European farmers now rely on government subsidies. In the United States, there are no federal regulations specifically governing the welfare of animals farmed for fur – the Animal Welfare Act explicitly exempts fur animals raised for their pelts. Last month, the House Committee on Agriculture advanced a version of the farm bill that would authorise taxpayer support to help domestic mink producers expand into international markets, though a 1996 spending bill provision previously prevented federal tax dollars from being used for marketing and promotion of mink fur. US domestic mink production has already shrunk to about 770,000 pelts a year, produced by fewer than 70 farms – down roughly 80% since 2015. A federal bill called the Mink Virus Act (also referred to as the MINKS are Superspreaders Act) would phase out mink farming within a year and compensate farmers for the full value of their operations.
Policy crossroads: bans versus business as usual
Globally, more than 30 countries have implemented bans on fur farming or prohibited the farming of specific species. Within the European Union, 18 member states have so far restricted fur farming, including Poland – once the continent’s top producer – which in December 2025 passed a ban with a phase-out period until 2033. Other European nations with recent or upcoming bans include Lithuania (2027), Latvia (2028), Ireland (March 2022), France (2021), Guernsey (2024), Norway (2025) and Hungary (which banned mink farming in November 2020).
In 2023, 1.5 million citizens petitioned the European Commission through a European Citizens’ Initiative called “Fur Free Europe” to enact a continent-wide ban on the production and sale of fur.
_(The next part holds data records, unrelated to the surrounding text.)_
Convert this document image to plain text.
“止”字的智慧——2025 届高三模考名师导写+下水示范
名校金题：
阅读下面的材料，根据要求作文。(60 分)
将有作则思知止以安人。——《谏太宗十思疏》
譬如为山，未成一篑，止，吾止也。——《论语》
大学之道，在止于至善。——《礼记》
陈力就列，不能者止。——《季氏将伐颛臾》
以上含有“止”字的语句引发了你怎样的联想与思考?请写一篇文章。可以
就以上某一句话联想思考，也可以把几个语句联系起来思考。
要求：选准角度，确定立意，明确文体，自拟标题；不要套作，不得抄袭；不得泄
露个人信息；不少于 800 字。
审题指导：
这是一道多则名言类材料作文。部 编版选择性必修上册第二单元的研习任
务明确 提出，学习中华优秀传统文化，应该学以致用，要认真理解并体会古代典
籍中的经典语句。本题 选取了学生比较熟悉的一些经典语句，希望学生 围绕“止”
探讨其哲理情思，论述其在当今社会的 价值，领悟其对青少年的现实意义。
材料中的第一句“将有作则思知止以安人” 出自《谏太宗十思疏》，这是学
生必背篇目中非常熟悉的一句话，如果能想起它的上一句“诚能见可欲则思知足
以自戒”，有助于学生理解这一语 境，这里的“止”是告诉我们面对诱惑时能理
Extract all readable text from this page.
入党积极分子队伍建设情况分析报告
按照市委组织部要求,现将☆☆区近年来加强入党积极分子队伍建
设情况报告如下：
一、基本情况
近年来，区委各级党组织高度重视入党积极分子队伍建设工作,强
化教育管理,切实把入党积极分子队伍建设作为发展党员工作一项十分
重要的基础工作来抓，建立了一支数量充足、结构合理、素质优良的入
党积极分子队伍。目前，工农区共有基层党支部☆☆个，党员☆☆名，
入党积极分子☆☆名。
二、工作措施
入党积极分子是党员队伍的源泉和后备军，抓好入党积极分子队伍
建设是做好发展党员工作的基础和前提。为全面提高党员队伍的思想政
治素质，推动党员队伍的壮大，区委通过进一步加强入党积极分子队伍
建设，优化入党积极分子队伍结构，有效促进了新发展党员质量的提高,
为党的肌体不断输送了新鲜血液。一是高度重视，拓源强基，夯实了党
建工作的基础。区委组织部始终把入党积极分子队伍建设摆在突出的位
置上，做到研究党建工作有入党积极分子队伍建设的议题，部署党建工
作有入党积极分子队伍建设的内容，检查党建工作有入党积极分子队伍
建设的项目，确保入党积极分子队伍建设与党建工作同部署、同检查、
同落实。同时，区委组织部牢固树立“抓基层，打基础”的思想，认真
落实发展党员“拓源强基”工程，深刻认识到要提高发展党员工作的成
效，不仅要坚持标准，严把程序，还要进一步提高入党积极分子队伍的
But the Commission has delayed issuing a decision that was supposed to be released last month after years of deliberation. Leaked internal communications indicate that the European Commissioner for Health and Animal Welfare, Olivér Várhelyi, plans to reject it entirely due to economic concerns, favouring instead a weaker slate of reforms desired by the fur industry. A study of EU Commissioner meetings revealed a significantly higher access rate for industry representatives compared to animal welfare NGOs. The industry employs only a couple of thousand workers across the bloc – a number that could be fairly compensated and supported through a transition period.
In the United States, state-level initiatives are gaining ground. California banned fur sales in 2019, and New York – now the US’s largest fur market – has introduced legislation that would follow suit. Yet the US remains one of the world’s largest importers of fur, and despite the UK’s domestic ban, the country continues to import millions of pounds worth of fur products annually. A private member’s bill to ban fur imports and sales has been introduced in the UK, where over 96% of respondents to a 2021 government call for evidence agreed that killing animals for fur is wrong.
Practices once considered normal – such as force-feeding geese through a tube to grind their fatty livers into foie gras – are increasingly viewed as disgraceful relics of the past. Every US state treats the intentional killing of dogs and cats as a felony. The industrial-scale abuse of other mammals in the name of luxury, especially when it poses a catastrophic threat to society, is a contradiction that can no longer be ignored.